Because she had suffered so greatly from her husband’s outbursts of temper, because she had found it impossible to assuage his violence, the Queen had instilled into Ilona her own creed.
It was that never under any circumstances must one’s emotions, whatever they might be, show themselves in front of others.
It hurt her occasionally when she would see beneath the veneer she was trying to impart to her daughter the passionate emotions of a Dabrozkan bursting through.
When the Dabrozkans loved t
hey loved, when they hated they hated. There were no half-measures, no ‘grey’ in-between state of indifference when they did not care!
A Dabrozkan was positive, a Dabrozkan was ardent, jealous, vengeful and wildly ecstatic in love.
It was this part of her daughter’s blood that the Queen was determined to eradicate or at least hold completely under control.
Ilona was therefore taught not to express herself too enthusiastically, not to kiss too effusively, nor to show too much affection for her toys or her playmates.
“Remember you are Royal! Remember how the French aristocrats went to the guillotine with a smile on their lips, joking with each other, even as they laid their heads under the sharp knife.”
“But I am not likely to be guillotined, Mama!” Ilona had remonstrated.
“There are other things in life that are worse,” the Queen said enigmatically, “and whatever they may be, Ilona, you will face them with courage, without complaining, and without letting anyone know what you may be suffering inside you.”
That was the way her mother had died, Ilona thought.
At times the Queen must have been in an agony of pain, and yet while she looked paler every day she had never revealed her suffering not even to the doctor!
When Ilona had found her dead she was lying on her back with her hands clasped over her breasts, a faint smile on her lips as if by her very attitude she defied death itself.

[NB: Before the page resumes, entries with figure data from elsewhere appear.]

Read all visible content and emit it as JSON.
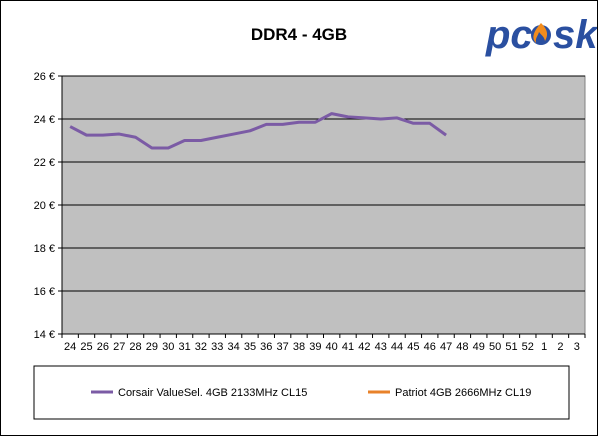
{
  "chart_data": {
    "type": "line",
    "title": "DDR4 - 4GB",
    "xlabel": "",
    "ylabel": "",
    "categories": [
      "24",
      "25",
      "26",
      "27",
      "28",
      "29",
      "30",
      "31",
      "32",
      "33",
      "34",
      "35",
      "36",
      "37",
      "38",
      "39",
      "40",
      "41",
      "42",
      "43",
      "44",
      "45",
      "46",
      "47",
      "48",
      "49",
      "50",
      "51",
      "52",
      "1",
      "2",
      "3"
    ],
    "ylim": [
      14,
      26
    ],
    "yticks": [
      14,
      16,
      18,
      20,
      22,
      24,
      26
    ],
    "ytick_labels": [
      "14 €",
      "16 €",
      "18 €",
      "20 €",
      "22 €",
      "24 €",
      "26 €"
    ],
    "grid": true,
    "legend_position": "bottom",
    "series": [
      {
        "name": "Corsair ValueSel. 4GB 2133MHz CL15",
        "color": "#7b5ba5",
        "values": [
          23.65,
          23.25,
          23.25,
          23.3,
          23.15,
          22.65,
          22.65,
          23.0,
          23.0,
          23.15,
          23.3,
          23.45,
          23.75,
          23.75,
          23.85,
          23.85,
          24.25,
          24.1,
          24.05,
          24.0,
          24.05,
          23.8,
          23.8,
          23.25,
          null,
          null,
          null,
          null,
          null,
          null,
          null,
          null
        ]
      },
      {
        "name": "Patriot 4GB 2666MHz CL19",
        "color": "#e8822a",
        "values": [
          null,
          null,
          null,
          null,
          null,
          null,
          null,
          null,
          null,
          null,
          null,
          null,
          null,
          null,
          null,
          null,
          null,
          null,
          null,
          null,
          null,
          null,
          null,
          null,
          null,
          null,
          null,
          null,
          null,
          null,
          null,
          null
        ]
      }
    ]
  },
  "logo": {
    "text": "pcask",
    "color": "#2a4fa0",
    "flame_color": "#f28c1c"
  }
}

On her mother’s death, it had seemed to Ilona that the bottom had fallen out of her world, and she faced a desolation and a loneliness so frightening that she wanted to scream at the horror of it.
But because she knew what her mother expected of her, she told all the old friends who called to offer their condolences that she was ‘all right’.
‘Somehow,’ she thought, ‘I will make arrangements for the future and there is no reason to burden others with my troubles.’
Only to old Magda, her mother’s maid who had been with them ever since they had left Dabrozka, did she ask despairingly ,
“What shall we do, Magda? What shall we do? We cannot stay here for ever.”